The software sector saw an approximate 25% decline in deal volume, with 111 transactions in Q1 2017 vs. 147 in Q1 2016.  Deal value, however, increased slightly to $7 billion over Q1 2016’s $6.6 billion.  Notable deals in the first quarter of 2017 included the: Keysight Technologies acquisition of enterprise networking performance testing company Ixia for nearly $1.8 billion; Clearlake Capital Group acquisition of LANDESK Software, provider of systems and security management software, from Thoma Bravo for $1.2 billion; McKesson acquisition of medication authorization software company CoverMyMeds for approximately $1.4 billion; Hewlett Packard Enterprise acquisition of SimpliVity, provider of backup and recovery storage systems, for $650 million; and CA Technologies acquisition of Veracode, provider of application vulnerability testing software, for $614 million.
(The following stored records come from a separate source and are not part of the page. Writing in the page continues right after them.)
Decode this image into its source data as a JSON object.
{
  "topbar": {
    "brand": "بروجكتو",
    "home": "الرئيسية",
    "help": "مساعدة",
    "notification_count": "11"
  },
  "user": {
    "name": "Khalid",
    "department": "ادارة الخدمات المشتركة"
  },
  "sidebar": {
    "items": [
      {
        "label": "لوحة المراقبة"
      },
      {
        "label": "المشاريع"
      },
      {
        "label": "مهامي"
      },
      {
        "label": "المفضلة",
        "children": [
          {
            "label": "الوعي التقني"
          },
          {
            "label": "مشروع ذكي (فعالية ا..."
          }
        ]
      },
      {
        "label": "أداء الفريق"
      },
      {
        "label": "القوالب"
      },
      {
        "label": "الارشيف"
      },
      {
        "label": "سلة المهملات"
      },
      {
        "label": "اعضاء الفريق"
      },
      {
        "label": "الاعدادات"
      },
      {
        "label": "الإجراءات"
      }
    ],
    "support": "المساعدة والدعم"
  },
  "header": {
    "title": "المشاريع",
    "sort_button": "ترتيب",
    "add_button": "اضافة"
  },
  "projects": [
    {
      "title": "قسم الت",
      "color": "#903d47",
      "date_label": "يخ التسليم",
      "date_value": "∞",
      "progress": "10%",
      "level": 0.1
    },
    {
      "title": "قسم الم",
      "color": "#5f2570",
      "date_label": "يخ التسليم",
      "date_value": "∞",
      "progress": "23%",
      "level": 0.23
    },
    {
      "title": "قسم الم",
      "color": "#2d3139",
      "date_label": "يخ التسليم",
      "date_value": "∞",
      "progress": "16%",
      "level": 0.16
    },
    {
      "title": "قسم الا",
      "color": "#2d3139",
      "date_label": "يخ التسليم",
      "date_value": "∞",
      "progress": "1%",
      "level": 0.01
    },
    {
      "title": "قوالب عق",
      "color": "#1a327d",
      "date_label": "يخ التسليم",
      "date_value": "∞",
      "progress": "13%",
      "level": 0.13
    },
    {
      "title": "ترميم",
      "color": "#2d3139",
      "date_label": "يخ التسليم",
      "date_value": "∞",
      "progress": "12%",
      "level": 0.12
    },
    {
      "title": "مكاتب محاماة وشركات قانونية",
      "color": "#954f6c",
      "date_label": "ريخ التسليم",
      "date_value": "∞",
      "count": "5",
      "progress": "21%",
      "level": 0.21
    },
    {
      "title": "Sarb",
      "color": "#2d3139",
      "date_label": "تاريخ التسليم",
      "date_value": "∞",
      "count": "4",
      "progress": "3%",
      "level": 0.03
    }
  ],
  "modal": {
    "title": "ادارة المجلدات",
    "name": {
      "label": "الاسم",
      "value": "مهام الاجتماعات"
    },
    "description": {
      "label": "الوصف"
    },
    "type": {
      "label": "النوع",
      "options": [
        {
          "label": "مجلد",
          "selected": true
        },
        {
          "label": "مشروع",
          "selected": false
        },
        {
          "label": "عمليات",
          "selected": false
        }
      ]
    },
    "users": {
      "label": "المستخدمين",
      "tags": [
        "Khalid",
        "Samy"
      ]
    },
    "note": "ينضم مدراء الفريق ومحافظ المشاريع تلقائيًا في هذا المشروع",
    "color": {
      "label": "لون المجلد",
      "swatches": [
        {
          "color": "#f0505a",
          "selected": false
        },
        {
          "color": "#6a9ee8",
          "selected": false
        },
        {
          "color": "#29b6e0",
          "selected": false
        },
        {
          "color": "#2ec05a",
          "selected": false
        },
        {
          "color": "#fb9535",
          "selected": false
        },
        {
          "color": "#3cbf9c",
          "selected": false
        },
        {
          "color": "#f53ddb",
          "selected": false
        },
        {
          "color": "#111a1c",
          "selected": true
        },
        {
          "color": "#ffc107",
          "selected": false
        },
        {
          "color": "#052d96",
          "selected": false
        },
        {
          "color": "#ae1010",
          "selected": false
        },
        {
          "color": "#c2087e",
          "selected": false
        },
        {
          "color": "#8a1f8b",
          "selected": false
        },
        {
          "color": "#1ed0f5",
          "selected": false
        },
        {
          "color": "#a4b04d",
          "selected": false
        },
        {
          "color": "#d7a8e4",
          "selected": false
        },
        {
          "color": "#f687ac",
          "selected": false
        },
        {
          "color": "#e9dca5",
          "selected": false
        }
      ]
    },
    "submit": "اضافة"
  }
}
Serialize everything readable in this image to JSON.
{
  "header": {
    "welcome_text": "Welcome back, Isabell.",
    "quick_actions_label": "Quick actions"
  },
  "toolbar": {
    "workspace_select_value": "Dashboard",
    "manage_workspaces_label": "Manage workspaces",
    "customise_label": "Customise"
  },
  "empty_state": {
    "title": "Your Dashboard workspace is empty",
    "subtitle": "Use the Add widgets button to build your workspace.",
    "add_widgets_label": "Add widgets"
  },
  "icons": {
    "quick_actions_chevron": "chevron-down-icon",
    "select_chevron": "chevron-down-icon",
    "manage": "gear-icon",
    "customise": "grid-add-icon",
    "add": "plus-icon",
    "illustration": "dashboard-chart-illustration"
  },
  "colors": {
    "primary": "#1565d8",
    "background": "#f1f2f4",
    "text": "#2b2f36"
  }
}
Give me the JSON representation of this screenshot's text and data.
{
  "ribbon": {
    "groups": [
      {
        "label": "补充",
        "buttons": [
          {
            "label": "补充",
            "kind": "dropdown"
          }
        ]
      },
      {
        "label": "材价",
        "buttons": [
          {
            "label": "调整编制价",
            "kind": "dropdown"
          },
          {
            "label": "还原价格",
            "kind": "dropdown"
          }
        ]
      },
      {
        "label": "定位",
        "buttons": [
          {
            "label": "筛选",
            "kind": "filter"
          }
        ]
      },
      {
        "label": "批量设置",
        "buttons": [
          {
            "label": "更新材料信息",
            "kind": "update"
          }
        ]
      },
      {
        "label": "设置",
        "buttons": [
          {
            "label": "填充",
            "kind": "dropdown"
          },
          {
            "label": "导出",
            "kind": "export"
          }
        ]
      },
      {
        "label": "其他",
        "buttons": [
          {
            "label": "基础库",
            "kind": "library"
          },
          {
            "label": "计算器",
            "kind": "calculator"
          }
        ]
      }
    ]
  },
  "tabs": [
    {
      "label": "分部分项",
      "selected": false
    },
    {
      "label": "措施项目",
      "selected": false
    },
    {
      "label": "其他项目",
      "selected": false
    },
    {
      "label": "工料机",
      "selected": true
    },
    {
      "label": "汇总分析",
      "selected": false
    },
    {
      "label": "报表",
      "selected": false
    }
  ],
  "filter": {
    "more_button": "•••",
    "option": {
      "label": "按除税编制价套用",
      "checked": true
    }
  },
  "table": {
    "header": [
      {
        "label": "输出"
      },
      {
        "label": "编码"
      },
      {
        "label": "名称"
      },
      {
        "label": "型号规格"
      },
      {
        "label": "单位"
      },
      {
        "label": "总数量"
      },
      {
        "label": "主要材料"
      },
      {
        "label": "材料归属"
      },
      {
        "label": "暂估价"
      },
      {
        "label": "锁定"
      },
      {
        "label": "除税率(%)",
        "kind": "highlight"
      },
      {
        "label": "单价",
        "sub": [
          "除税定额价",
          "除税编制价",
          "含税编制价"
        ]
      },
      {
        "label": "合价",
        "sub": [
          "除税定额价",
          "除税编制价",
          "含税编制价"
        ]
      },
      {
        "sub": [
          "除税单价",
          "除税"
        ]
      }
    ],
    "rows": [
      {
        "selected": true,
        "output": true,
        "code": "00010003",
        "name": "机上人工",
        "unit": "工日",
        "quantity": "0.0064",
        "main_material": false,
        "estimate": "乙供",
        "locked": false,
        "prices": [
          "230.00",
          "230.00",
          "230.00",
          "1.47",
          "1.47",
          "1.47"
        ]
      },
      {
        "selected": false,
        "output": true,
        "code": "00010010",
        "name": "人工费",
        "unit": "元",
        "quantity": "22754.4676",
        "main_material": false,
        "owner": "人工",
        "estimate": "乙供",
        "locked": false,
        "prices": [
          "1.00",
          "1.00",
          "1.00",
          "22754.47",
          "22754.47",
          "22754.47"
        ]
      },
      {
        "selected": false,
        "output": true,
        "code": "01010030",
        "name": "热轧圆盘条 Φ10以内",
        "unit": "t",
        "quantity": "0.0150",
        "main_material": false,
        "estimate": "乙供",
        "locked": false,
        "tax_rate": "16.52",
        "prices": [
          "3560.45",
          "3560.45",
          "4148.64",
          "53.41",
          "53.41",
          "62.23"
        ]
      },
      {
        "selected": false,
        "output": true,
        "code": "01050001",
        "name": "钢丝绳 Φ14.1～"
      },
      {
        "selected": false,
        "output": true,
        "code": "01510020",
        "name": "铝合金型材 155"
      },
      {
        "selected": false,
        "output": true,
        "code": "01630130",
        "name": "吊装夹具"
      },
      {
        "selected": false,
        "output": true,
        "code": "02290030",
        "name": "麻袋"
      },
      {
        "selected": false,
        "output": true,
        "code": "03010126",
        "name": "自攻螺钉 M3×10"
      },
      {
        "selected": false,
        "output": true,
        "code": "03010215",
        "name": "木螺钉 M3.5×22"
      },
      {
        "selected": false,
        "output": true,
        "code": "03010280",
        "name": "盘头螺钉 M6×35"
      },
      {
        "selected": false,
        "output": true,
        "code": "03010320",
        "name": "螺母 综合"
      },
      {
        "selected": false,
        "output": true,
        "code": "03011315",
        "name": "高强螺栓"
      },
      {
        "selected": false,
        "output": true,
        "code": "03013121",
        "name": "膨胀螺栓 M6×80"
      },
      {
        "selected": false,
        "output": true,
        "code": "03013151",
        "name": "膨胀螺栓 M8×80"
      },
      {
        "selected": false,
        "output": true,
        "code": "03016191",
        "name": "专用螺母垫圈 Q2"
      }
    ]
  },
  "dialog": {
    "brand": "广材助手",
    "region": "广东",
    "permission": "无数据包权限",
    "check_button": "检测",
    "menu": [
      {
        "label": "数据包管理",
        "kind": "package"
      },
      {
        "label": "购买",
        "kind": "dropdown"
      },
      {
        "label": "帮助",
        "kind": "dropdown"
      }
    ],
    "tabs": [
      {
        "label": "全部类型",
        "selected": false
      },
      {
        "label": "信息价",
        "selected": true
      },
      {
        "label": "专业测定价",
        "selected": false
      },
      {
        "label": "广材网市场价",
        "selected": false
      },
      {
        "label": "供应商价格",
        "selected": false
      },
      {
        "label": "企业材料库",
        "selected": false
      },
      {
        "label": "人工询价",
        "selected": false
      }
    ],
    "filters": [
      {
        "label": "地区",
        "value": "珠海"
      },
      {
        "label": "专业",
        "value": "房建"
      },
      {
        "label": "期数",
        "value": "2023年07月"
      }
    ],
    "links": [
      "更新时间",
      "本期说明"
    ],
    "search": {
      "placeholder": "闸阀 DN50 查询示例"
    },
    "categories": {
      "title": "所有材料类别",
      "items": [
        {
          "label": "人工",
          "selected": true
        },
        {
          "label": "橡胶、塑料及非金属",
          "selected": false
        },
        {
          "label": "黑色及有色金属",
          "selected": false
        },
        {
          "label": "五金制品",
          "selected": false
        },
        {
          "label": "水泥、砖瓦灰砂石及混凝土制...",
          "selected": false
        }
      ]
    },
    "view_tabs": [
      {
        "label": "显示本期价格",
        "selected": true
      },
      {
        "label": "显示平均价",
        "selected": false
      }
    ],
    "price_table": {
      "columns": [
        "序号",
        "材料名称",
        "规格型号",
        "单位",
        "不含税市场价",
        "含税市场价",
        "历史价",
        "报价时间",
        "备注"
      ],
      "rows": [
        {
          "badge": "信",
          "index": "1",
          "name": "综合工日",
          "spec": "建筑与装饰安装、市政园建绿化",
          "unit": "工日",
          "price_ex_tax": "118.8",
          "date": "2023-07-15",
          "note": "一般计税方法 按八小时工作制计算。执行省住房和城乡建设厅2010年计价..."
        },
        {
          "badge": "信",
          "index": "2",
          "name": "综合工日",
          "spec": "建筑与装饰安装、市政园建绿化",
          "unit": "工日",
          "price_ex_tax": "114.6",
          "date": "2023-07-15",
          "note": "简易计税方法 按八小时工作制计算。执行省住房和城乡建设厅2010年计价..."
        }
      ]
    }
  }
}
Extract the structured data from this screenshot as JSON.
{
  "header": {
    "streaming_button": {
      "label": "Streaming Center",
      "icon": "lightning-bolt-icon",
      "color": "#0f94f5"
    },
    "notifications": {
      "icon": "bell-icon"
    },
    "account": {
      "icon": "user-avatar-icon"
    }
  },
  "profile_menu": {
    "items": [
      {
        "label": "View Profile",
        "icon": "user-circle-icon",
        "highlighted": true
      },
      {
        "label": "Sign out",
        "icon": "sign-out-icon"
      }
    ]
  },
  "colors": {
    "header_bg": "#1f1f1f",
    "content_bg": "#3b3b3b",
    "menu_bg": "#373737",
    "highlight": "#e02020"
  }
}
The tech-enabled services sector led the quarter in terms of deal value, totaling $10.2 billion, although this was an 8% decline vs. Q1 2016’s $11.1 billion.  Deal volume, however, saw an uptick to 119 deals, compared to 106 in the same period of 2016.  Notable transactions in Q1 2017 included the: Cisco acquisition of AppDynamics, an integrated suite of software application and IT infrastructure monitoring and analytics products, for approximately $4 billion; Quinpario Acquistion Corp. acquisition of Novitex Enterprise Solutions and SourceHOV, providers of outsourced IT services, from Apollo Global for $2.8 billion; Veritas Capital acquisition of Harris Corporation’s government IT services business for $690 million; KeyW acquisition of Sotera Defense Solutions, provider of defense agency systems integration services, from Ares Management for $235 million; and STG Group acquisition of IT and outsourced services provider Preferred Systems Solutions for approximately $120 million.